Search code examples
pythonpython-3.xregressionscalingkaggle

SyntaxError while trying to perform RobustScaler on Pandas Dataframe


I am working with the House Prices Kaggle dataset. I am trying to use the RobustScaler from sklearn only on numerical features in the dataset (LotFrontage, LotArea, etc.). First, I fit the data to the numerical values of my dataframe by calling select_dtypes(exclude=['object']. Once the transformer has been fit to those values, I call the transform function, trying to transform those same values I just fit the data on by setting the transformer equal to object excluded attributes. Once I attempt that, I get the following error message:

SyntaxError: can't assign to function call

Data has already been rid of null values.
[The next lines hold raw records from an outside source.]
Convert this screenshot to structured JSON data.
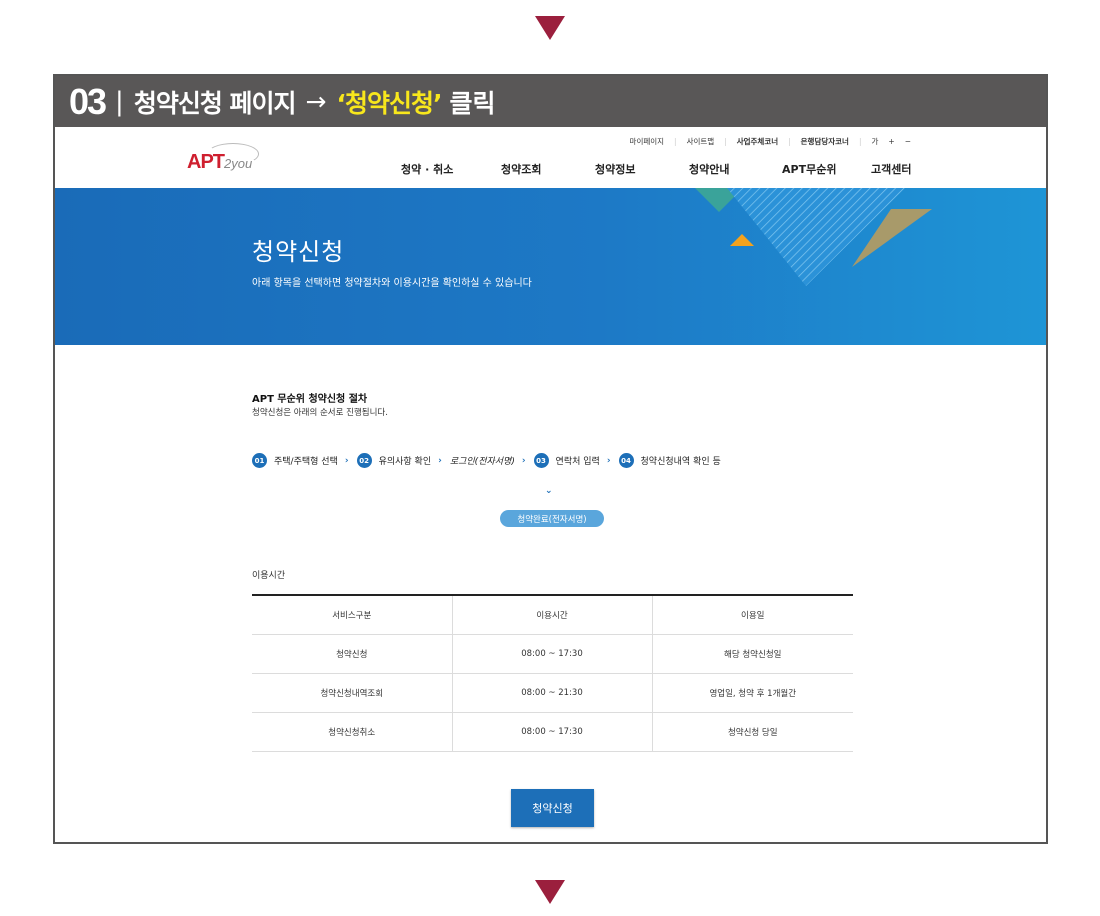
{
  "step_header": {
    "number": "03",
    "separator": "|",
    "text": "청약신청 페이지",
    "arrow": "→",
    "highlight": "‘청약신청’",
    "action": "클릭"
  },
  "site": {
    "logo_apt": "APT",
    "logo_2you": "2you",
    "util_nav": [
      "마이페이지",
      "사이트맵",
      "사업주체코너",
      "은행담당자코너",
      "가",
      "+",
      "−"
    ],
    "main_nav": [
      "청약 · 취소",
      "청약조회",
      "청약정보",
      "청약안내",
      "APT무순위",
      "고객센터"
    ]
  },
  "banner": {
    "title": "청약신청",
    "subtitle": "아래 항목을 선택하면 청약절차와 이용시간을 확인하실 수 있습니다",
    "colors": {
      "blue": "#1a6bb8",
      "teal": "#3aa39a",
      "gold": "#a89a6a",
      "orange": "#f4a21c"
    }
  },
  "procedure": {
    "title": "APT 무순위 청약신청 절차",
    "description": "청약신청은 아래의 순서로 진행됩니다.",
    "steps": [
      {
        "num": "01",
        "label": "주택/주택형 선택"
      },
      {
        "num": "02",
        "label": "유의사항 확인"
      },
      {
        "num": "",
        "label": "로그인(전자서명)"
      },
      {
        "num": "03",
        "label": "연락처 입력"
      },
      {
        "num": "04",
        "label": "청약신청내역 확인 등"
      }
    ],
    "chevron": "›",
    "down_chevron": "⌄",
    "complete": "청약완료(전자서명)"
  },
  "usage": {
    "title": "이용시간",
    "headers": [
      "서비스구분",
      "이용시간",
      "이용일"
    ],
    "rows": [
      [
        "청약신청",
        "08:00 ~ 17:30",
        "해당 청약신청일"
      ],
      [
        "청약신청내역조회",
        "08:00 ~ 21:30",
        "영업일, 청약 후 1개월간"
      ],
      [
        "청약신청취소",
        "08:00 ~ 17:30",
        "청약신청 당일"
      ]
    ]
  },
  "apply_button": "청약신청",
  "accent_color": "#1d6fb8",
  "arrow_color": "#9b1f3d"
}
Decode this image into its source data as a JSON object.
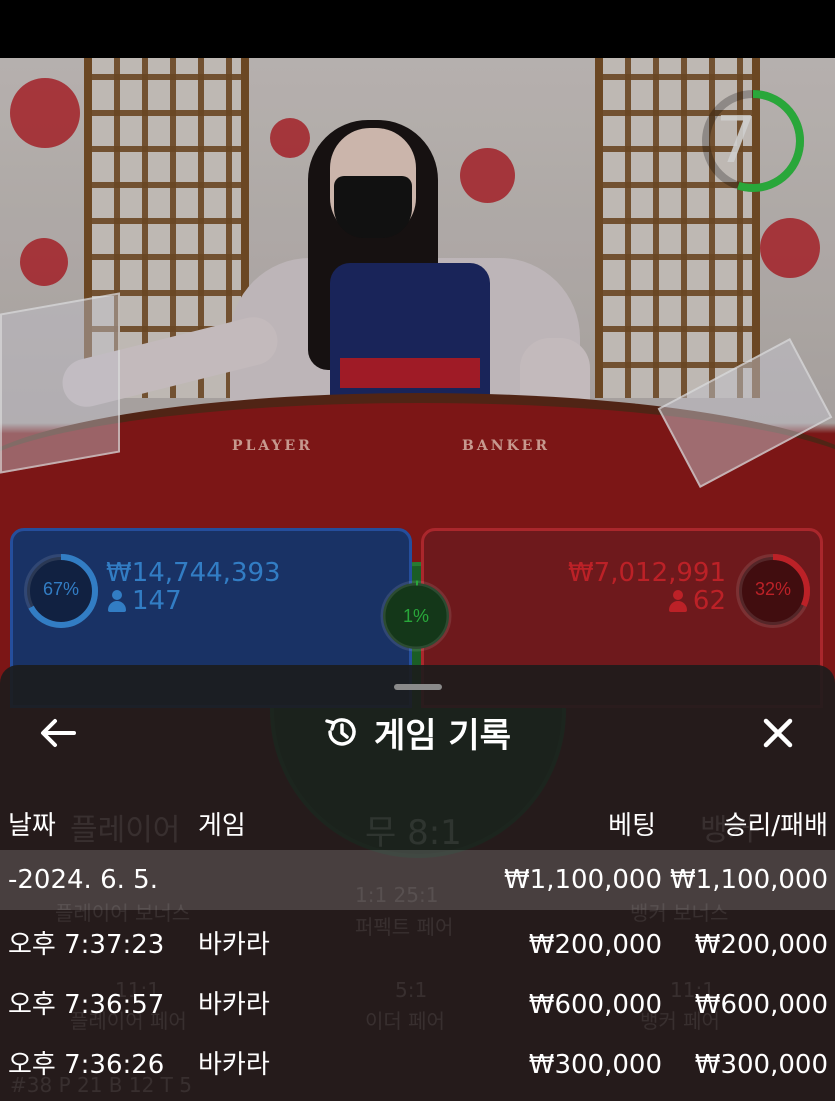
{
  "timer": {
    "value": "7",
    "progress": 0.55
  },
  "table_labels": {
    "player": "PLAYER",
    "banker": "BANKER"
  },
  "bets": {
    "player": {
      "percent": "67%",
      "fraction": 0.67,
      "amount": "₩14,744,393",
      "count": "147"
    },
    "banker": {
      "percent": "32%",
      "fraction": 0.32,
      "amount": "₩7,012,991",
      "count": "62"
    },
    "tie": {
      "percent": "1%",
      "fraction": 0.01
    }
  },
  "background_ghost_text": {
    "player_label": "플레이어",
    "tie_label": "무 8:1",
    "banker_label": "뱅커",
    "player_bonus": "플레이어 보너스",
    "perfect_pair": "퍼펙트 페어",
    "banker_bonus": "뱅커 보너스",
    "player_pair": "플레이어 페어",
    "either_pair": "이더 페어",
    "banker_pair": "뱅커 페어",
    "perfect_pair_odds": "1:1  25:1",
    "player_pair_odds": "11:1",
    "either_pair_odds": "5:1",
    "banker_pair_odds": "11:1",
    "footer_counts": "#38   P 21   B 12   T 5"
  },
  "sheet": {
    "title": "게임 기록",
    "back_icon": "arrow-left-icon",
    "history_icon": "history-icon",
    "close_icon": "close-icon",
    "columns": {
      "date": "날짜",
      "game": "게임",
      "bet": "베팅",
      "result": "승리/패배"
    },
    "date_row": {
      "date": "-2024. 6. 5.",
      "bet": "₩1,100,000",
      "result": "₩1,100,000"
    },
    "rows": [
      {
        "time": "오후 7:37:23",
        "game": "바카라",
        "bet": "₩200,000",
        "result": "₩200,000"
      },
      {
        "time": "오후 7:36:57",
        "game": "바카라",
        "bet": "₩600,000",
        "result": "₩600,000"
      },
      {
        "time": "오후 7:36:26",
        "game": "바카라",
        "bet": "₩300,000",
        "result": "₩300,000"
      }
    ]
  },
  "colors": {
    "player_blue": "#3a8fe0",
    "banker_red": "#d7262d",
    "tie_green": "#2fbf43",
    "sheet_bg": "#1c1c1c"
  }
}
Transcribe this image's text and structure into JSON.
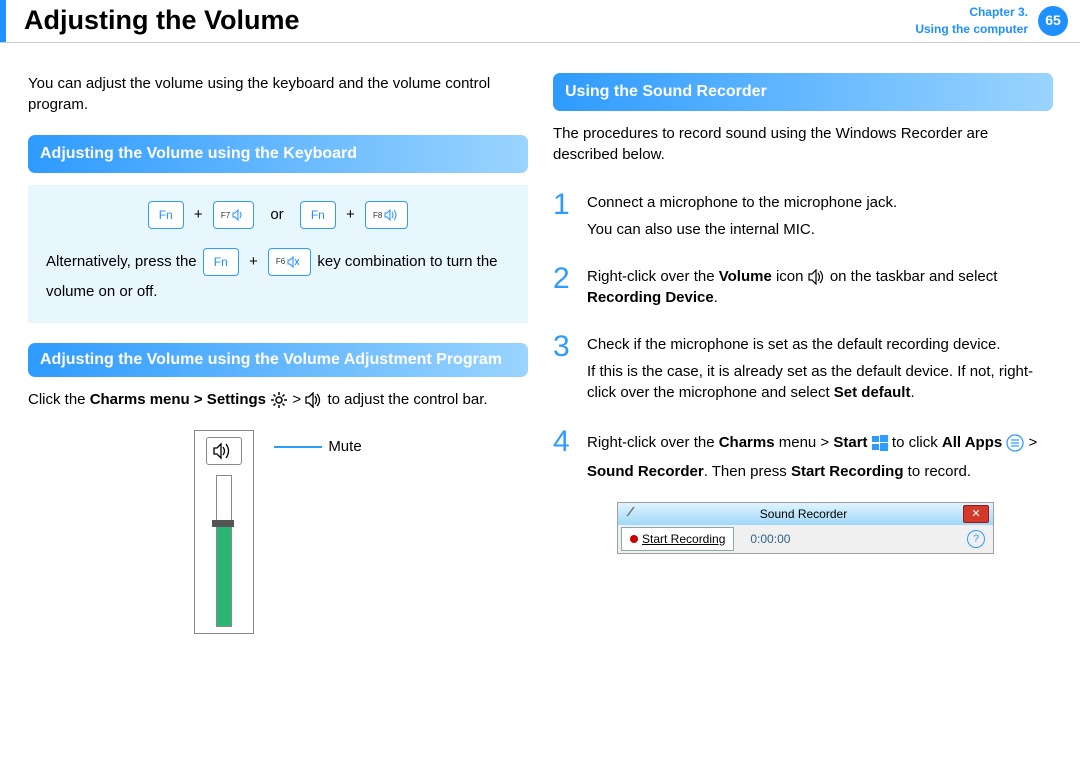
{
  "header": {
    "title": "Adjusting the Volume",
    "chapter_line1": "Chapter 3.",
    "chapter_line2": "Using the computer",
    "page_number": "65"
  },
  "left": {
    "intro": "You can adjust the volume using the keyboard and the volume control program.",
    "section1_title": "Adjusting the Volume using the Keyboard",
    "keys": {
      "fn": "Fn",
      "f7": "F7",
      "f8": "F8",
      "f6": "F6",
      "plus": "+",
      "or": "or"
    },
    "alt_prefix": "Alternatively, press the ",
    "alt_suffix": " key combination to turn the volume on or off.",
    "section2_title": "Adjusting the Volume using the Volume Adjustment Program",
    "charms_prefix": "Click the ",
    "charms_menu": "Charms menu > Settings",
    "charms_suffix": " to adjust the control bar.",
    "mute_label": "Mute"
  },
  "right": {
    "section_title": "Using the Sound Recorder",
    "intro": "The procedures to record sound using the Windows Recorder are described below.",
    "steps": [
      {
        "num": "1",
        "line1": "Connect a microphone to the microphone jack.",
        "line2": "You can also use the internal MIC."
      },
      {
        "num": "2",
        "prefix": "Right-click over the ",
        "bold1": "Volume",
        "mid": " icon ",
        "suffix": " on the taskbar and select ",
        "bold2": "Recording Device",
        "end": "."
      },
      {
        "num": "3",
        "line1": "Check if the microphone is set as the default recording device.",
        "line2_prefix": "If this is the case, it is already set as the default device. If not, right-click over the microphone and select ",
        "line2_bold": "Set default",
        "line2_end": "."
      },
      {
        "num": "4",
        "prefix": "Right-click over the ",
        "bold1": "Charms",
        "mid1": " menu > ",
        "bold2": "Start",
        "mid2": " to click ",
        "bold3": "All Apps",
        "mid3": " > ",
        "bold4": "Sound Recorder",
        "mid4": ". Then press ",
        "bold5": "Start Recording",
        "end": " to record."
      }
    ],
    "sound_recorder": {
      "title": "Sound Recorder",
      "button": "Start Recording",
      "time": "0:00:00",
      "close": "✕",
      "help": "?"
    },
    "gt": " > "
  }
}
What has worked is when I set the transform results equal to some variable, I get the results back as a numpy.ndarray

from sklearn.preprocessing import RobustScaler
transformer = RobustScaler().fit(df_train.select_dtypes(exclude=['object']))

df_train.select_dtypes(exclude=['object']) = transformer.transform(df_train.select_dtypes(exclude=['object'])) # This doesn't work

test = transformer.transform(df_train.select_dtypes(exclude=['object'])) # This DOES work, but not in the format I need

All I want is for the transformed attributes to go back into the original pandas data frame at their corresponding locations. Is there some workaround I can implement if I can't convert the original dataframe results directly?


Solution

  • I managed to get it to work. Not sure how Pythonic this solution is, but it got me back on track:

    df_train[list(df_train.select_dtypes(exclude=['object']).columns)] = RobustScaler().fit_transform(df_train[list(df_train.select_dtypes(exclude=['object']).columns)])